Tying the Samson story, from the scriptures of a monotheistic people, to a sun-god legend seems to be something of a stretch, and unnecessary. Nazirites are recognized in the Hebrew scriptures, and one of the chief characteristics of the nazirite is the requirement that he not cut or shave his hair or beard. The idea that if you violate a religious requirement you will be punished is pretty common in many religions, certainly including Judaism. I suppose you could imagine that one of the authors of Judges heard some pagan story about a sun-god and was inspired to tell the Samson story, but even if that speculation were true, how does it enhance your understanding of the Samson story?

FIDO said...

"The Flood" dates pretty well to the melting of the glaciers and it’s a pretty widespread myth, so I always assumed it was a reflection of a prehistoric event.


The Flood is a VERY widespread myth, but while I am a believer in God, how do you know when it is was temporally placed besides it is convenient to the theory?

Though one has to wonder if the Flood story of the North American continent is cultural contamination by Christian missionaries to the mythology of the Siberian American Ecological Wreckers who crossed over 12,000 years ago...or...


Or is uncomfortable to skeptics.

Original Mike said...

Flood skeptics?

narciso said...

Why do we think this is crazy we know about santorini, and what happened there how about farther on the past.

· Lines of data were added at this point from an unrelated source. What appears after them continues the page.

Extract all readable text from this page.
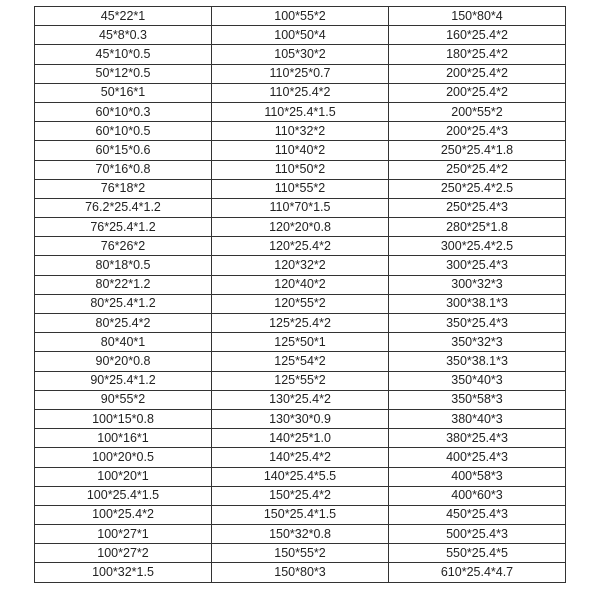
45*22*1	100*55*2	150*80*4
45*8*0.3	100*50*4	160*25.4*2
45*10*0.5	105*30*2	180*25.4*2
50*12*0.5	110*25*0.7	200*25.4*2
50*16*1	110*25.4*2	200*25.4*2
60*10*0.3	110*25.4*1.5	200*55*2
60*10*0.5	110*32*2	200*25.4*3
60*15*0.6	110*40*2	250*25.4*1.8
70*16*0.8	110*50*2	250*25.4*2
76*18*2	110*55*2	250*25.4*2.5
76.2*25.4*1.2	110*70*1.5	250*25.4*3
76*25.4*1.2	120*20*0.8	280*25*1.8
76*26*2	120*25.4*2	300*25.4*2.5
80*18*0.5	120*32*2	300*25.4*3
80*22*1.2	120*40*2	300*32*3
80*25.4*1.2	120*55*2	300*38.1*3
80*25.4*2	125*25.4*2	350*25.4*3
80*40*1	125*50*1	350*32*3
90*20*0.8	125*54*2	350*38.1*3
90*25.4*1.2	125*55*2	350*40*3
90*55*2	130*25.4*2	350*58*3
100*15*0.8	130*30*0.9	380*40*3
100*16*1	140*25*1.0	380*25.4*3
100*20*0.5	140*25.4*2	400*25.4*3
100*20*1	140*25.4*5.5	400*58*3
100*25.4*1.5	150*25.4*2	400*60*3
100*25.4*2	150*25.4*1.5	450*25.4*3
100*27*1	150*32*0.8	500*25.4*3
100*27*2	150*55*2	550*25.4*5
100*32*1.5	150*80*3	610*25.4*4.7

We know what tsunamis do to coastlines in south asia.

Josephbleau said...

It was not Samson’s hair that got cut off.

Anthony said...

Yeah I always thought it was a euphemism for castration.

Rusty said...


OK, tcrosse @3:24 wins the thread.

12/1/18, 3:33 PM
Blogger YoungHegelian said...
@tcrosse,

Samson's followers, the Samsonites, carried a lot of historical baggage.

I'm stealing this.

Dalben said...

One thing I find interesting is that if - theoretically - there was a real Achilles the promise of glory if he fought and died at Troy was well fulfilled. People are still telling his tale thousands of years later. Of course you can't make a promise to someone who dissnt exist so that doesn't apply if he never existed in any manner.